Cyathea pilosissima is characterized by having hairs to 3 mm long on axes and on petioles, thin-textured dark castaneous petiole scales with white fragile margins, predominantly simple sterile and fertile veins, and having straight to weakly twisted paraphyses that are longer than the sporangia. No other species of Cyathea has such a combination of characters. Among the species treated here in detail, only C. parianensis has a dense pubescence on the petioles instead of squamellar scurf like C. pilosissima . Further characters shared between the two species are the whitish to tan bullate squamules on the laminae, the usually unforked fertile veins and the long but not contorted paraphyses, which suggests that both species are closely related.
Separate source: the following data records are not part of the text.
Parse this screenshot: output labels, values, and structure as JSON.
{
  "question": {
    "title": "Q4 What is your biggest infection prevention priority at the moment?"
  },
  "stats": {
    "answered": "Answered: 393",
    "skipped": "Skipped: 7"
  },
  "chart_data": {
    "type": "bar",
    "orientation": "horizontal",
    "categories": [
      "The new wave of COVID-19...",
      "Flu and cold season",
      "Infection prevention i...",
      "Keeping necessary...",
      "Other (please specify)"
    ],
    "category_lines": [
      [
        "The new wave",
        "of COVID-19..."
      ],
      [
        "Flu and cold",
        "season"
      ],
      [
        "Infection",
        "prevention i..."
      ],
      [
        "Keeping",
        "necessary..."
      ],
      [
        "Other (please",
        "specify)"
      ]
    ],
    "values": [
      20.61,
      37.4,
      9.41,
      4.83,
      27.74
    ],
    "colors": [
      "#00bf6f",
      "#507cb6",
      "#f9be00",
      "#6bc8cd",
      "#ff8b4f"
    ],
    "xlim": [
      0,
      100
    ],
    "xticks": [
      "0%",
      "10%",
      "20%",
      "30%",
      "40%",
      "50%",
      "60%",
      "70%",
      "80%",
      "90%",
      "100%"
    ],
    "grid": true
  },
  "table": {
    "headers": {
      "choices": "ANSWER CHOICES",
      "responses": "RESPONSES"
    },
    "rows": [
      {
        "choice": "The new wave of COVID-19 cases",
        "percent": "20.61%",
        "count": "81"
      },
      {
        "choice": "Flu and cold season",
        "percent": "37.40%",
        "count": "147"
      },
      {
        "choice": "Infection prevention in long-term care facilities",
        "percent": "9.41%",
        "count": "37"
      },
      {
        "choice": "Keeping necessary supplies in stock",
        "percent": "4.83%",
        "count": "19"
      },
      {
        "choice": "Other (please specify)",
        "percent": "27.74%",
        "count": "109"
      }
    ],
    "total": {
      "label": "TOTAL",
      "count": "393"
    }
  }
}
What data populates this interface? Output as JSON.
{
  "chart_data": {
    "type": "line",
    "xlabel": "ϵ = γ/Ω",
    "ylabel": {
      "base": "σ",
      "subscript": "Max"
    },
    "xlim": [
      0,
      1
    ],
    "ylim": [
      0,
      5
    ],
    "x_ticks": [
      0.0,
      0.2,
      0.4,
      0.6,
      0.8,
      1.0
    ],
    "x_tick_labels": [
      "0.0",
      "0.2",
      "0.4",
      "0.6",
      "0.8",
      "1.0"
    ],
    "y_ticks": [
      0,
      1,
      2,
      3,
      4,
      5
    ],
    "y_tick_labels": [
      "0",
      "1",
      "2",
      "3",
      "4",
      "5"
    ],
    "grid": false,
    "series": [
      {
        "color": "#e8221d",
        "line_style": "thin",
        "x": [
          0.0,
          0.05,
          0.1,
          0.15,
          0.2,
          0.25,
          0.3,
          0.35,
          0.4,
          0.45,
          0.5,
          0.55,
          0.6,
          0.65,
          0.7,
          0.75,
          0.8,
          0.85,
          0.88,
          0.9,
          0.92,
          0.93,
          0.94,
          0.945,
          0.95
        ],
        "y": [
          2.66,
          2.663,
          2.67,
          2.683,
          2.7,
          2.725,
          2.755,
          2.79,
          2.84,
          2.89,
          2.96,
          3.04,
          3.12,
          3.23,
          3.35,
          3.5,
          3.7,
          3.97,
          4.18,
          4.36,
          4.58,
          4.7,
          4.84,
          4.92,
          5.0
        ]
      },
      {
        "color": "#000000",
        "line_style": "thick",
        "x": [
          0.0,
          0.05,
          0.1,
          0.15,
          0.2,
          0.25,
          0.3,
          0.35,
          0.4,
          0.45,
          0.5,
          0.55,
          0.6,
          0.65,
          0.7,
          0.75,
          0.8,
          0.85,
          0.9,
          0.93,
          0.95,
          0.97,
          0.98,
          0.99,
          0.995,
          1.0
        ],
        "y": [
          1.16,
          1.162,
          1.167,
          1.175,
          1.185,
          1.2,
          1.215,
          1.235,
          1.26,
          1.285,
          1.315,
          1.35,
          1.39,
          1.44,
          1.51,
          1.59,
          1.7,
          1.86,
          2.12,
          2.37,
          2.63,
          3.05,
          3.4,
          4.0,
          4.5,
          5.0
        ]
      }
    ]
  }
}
Cyathea parianensis differs in having shorter hairs on average (to 1 mm on petioles vs. to 2 mm on petioles in C. pilosissima ) and having veins that end before the segment margins on both sides, adaxially in distinct hydathodes (vs. veins at least abaxially seemingly ending in a marginal commissure). Both species are geographically well separated (Peninsula de Paria in Venezuela vs. Andes of northern Peru and adjacent Ecuador).

Cyathea senilis can be mistaken for C. pilosissima if petiole material is lacking because both are similar in pubescence and pinnule shape. A closer look at the whitish to pale brown bullate squamules on the laminae shows that they are concolorous with subulate tips in C. pilosissima but bicolorous with flattened dark brown tips in C. senilis . The ranges of both species do not overlap ( Cyathea senilis is confined to the Cordillera de la Costa in Venezuela and northern part of Colombia, C. pilosissima occurs only on the eastern Andean escarpment of Ecuador and Peru).

Most records of Cyathea pilosissima from the western Andean escarpment can be attributed to wrongly determined C. mucilagina , which occurs from Costa Rica through Panama and Colombia south to central Bolivia. Cyathea mucilagina differs from C. pilosissima in having alate rhachises (vs. non-alate in C. pilosissima ), concolorous orange-brown petiole scales (vs. bicolorous castaneous brown with narrow white margins) and relatively short paraphyses (of the same length as the sporangia vs. longer than the sporangia).

Among the species treated here, Cyathea pauciflora from Colombia and Venezuela comes closest to C. pilosissima regarding the shape of the pinnules and the segments. Cyathea pauciflora —as well as C. calamitatis , C. lasiosora , C. lockwoodiana , C. schlimii , and C. wendlandii — differs in having dark squamellar petiole scurf and forked fertile veins (vs. petioles with hairs instead of scurf and predominantly simple fertile veins in C. pilosissima ). Cyathea calamitatis , C. lockwoodiana , and C. schlimii are further distinguished by their abundant, heavily contorted paraphyses (vs. comparatively few, straight to weakly bent paraphyses in C. pilosissima ).